Özgür başkanın zaferi tevazu ile kutlama ihtarına çok sevindim. Zafer sarhoşluğuna kapılmamaları en büyük dileğimdi. Önlerinde hala aşılmadık yüksek yüksek tepeler var. Muhtemelen yıllar sonra kazanılan il ve ilçelerde çiçeği burnunda başkanlar bilgi ve belge bulamayacak. Bunun bir kısmı zorlansınlar diye yapılacak. Bir kısmı ise yapılan yolsuzluklar gözükmesin diye olacak. Bir de yeni baştan veri toplamakla uğraşacaklar. Bizde uygar devir teslim en yüksek mertebelerde olamıyor, nerede kaldı taşra ilçelerinde veya büyük şehir belediyelerinde olsun! Ama işte güneş ufuktan sanki yeniden doğdu. Yorulmuş ve bıkmışız.
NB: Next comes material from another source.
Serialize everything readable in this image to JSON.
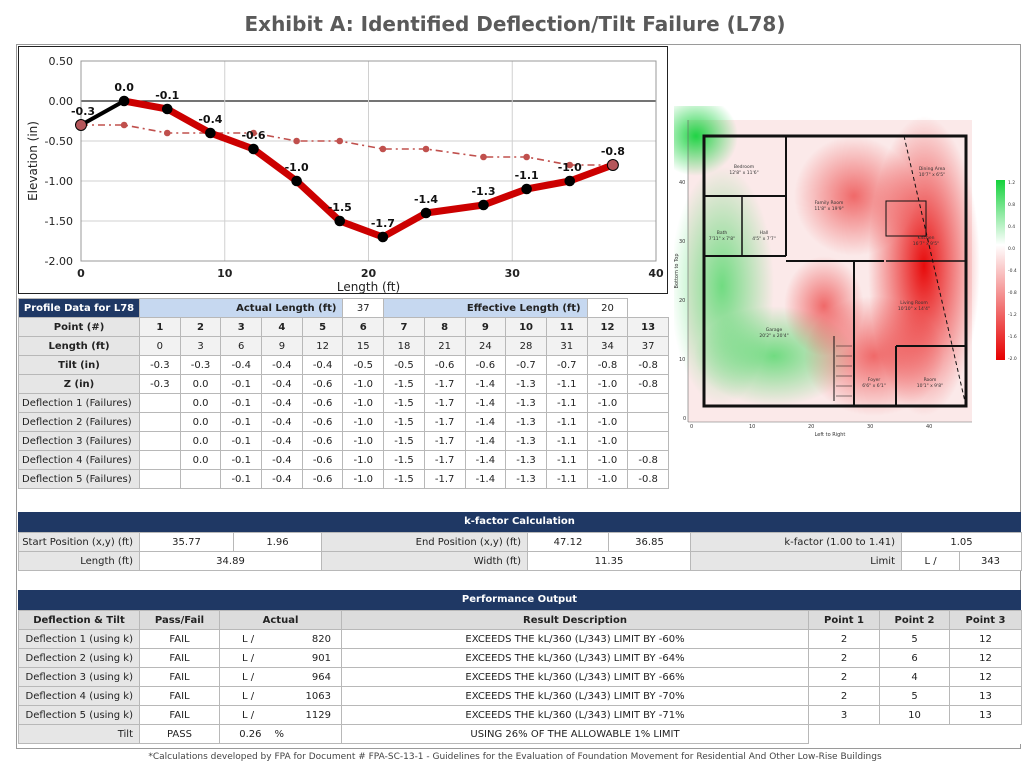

Aynı ses tonu, aynı tını ve aynı içerikle suçlayıcı, korkutucu, kışkırtıcı ve aşağılayıcı konuşmalar, hiçbir makama yakışmayan külhani hitap ve hakaretler. Daha seviyeli, daha saygılı ve daha birleştirici yaklaşımlara ve güven telkin etmeye büyük ihtiyaç var. Güvensizlik çok yüksek bir vergi.

Bu seçimde kadın adaylar 6 büyükşehir, 5 il ve 61 ilçe belediye başkanlığı koltuğuna oturacak [1]. Bu bir rekor [2]. Ama şimdi önemli olan artık onların kadın olmaları değil, seçildikleri il, ilçe, kadınlar, çocuklar, yaşlılar ve en önemlisi Türkiye’nin bugünü ve geleceği için dürüstlükten ayrılmadan neler yapacakları. Yoksa Türkiye, bu güne kadar kadınları da, erkekleri de utandıran ne kadın politikacılar gördü! Çıkar düşkünü, nepotist ve fırsatçı, gözü ve gönlü aç kadın politikacılar, kadının toplumsal kimliğine de, bulundukları makamlara da leke bıraktı gitti.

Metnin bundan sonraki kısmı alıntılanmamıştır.